With sockets you emulate a numa architecture and if you have non why emulate it.
If you have 2 sockets and your cpu has more than 6 Core/Threads per Socket use also 6 cores.
Thanks Wolfgang. I am interested to learn the logic behind these allocations as we have multiple Proxmox installations each with different configurations. The server I referred to above has 160GB in 10 X 16GB RDIMM. We allocate 32 GB to each Windows Server VM.
KVM are processes in your case 6 with total 32 GB Ram.
The kernel will try (and normaly this work) to keep this 6 thread on one Socket and the 32GB can stay on the RAM of this Socket.
But you should enable NUMA on the VM on this host. Then KVM is aware of this architecture.
It makes more sense to use 2 Sockets, if you have more threads or more RAM then one socket can handle.
Does this all mean that the optional VM CPU configuration is actually dictated by NUMA?
For example: as I have two CPUs each with 16 cores and 160GB RAM then each NUMA node will manage 80GB ram with 1 CPU and 16 cores.

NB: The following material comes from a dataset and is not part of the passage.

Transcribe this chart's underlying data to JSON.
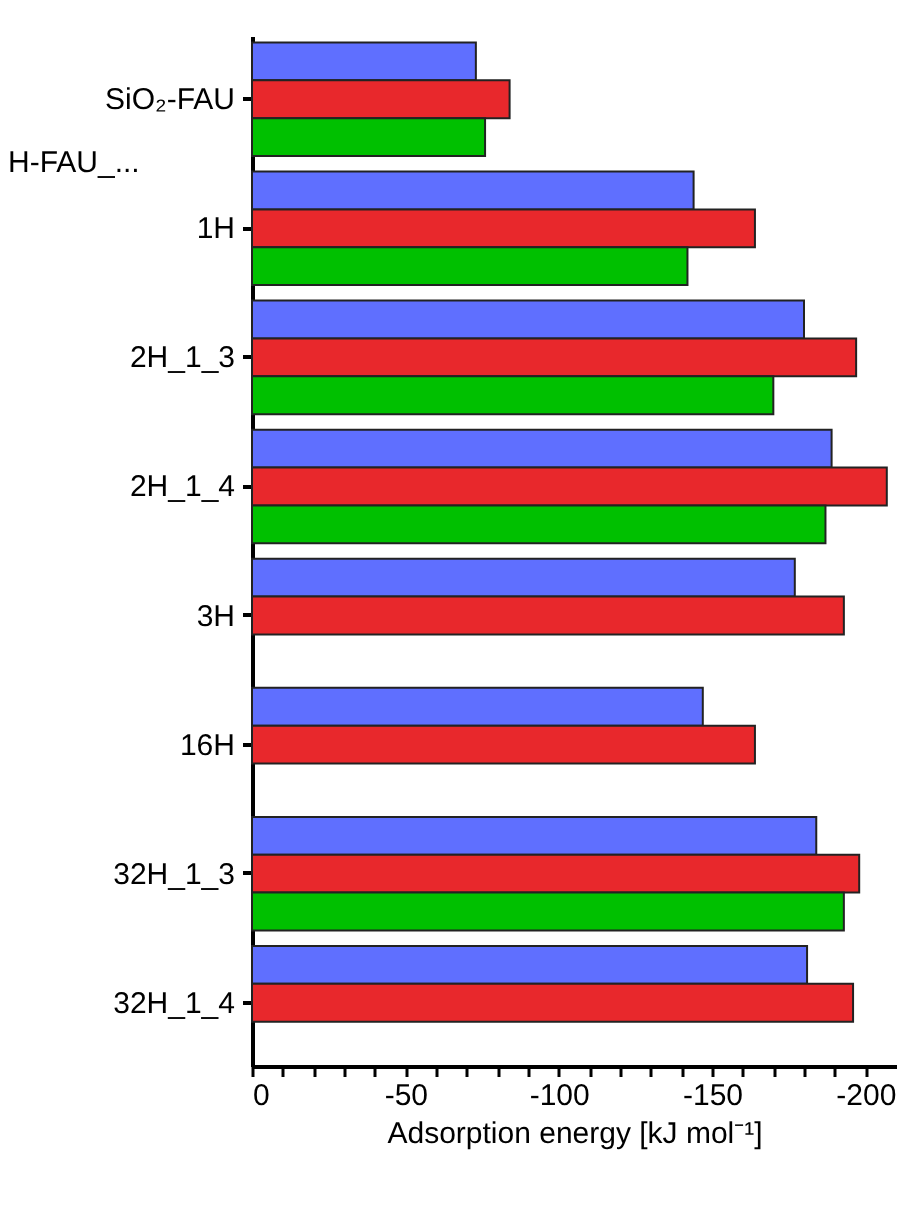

If I wished my VM to have more than 80 GB ram or more than 16 cores then I should introduce a 2nd CPU to add another NUMA node?
If this is correct then any VM under 80GB RAM and less than or equal to 16 cores only needs a single CPU.
Presently I have 3 Windows VMs with 32GB each setup as 2X4, 4X4 & 2X4. I have attached a screenshot of the numactl -H & numastat, I see a lot of misses. Over the weekend I will reconfigure the VMs to be 1X8, 1X16 & 1X8 and see what difference that makes to numastat.
Having said all this I am unsure of how enabling NUMA with only a single CPU makes any difference?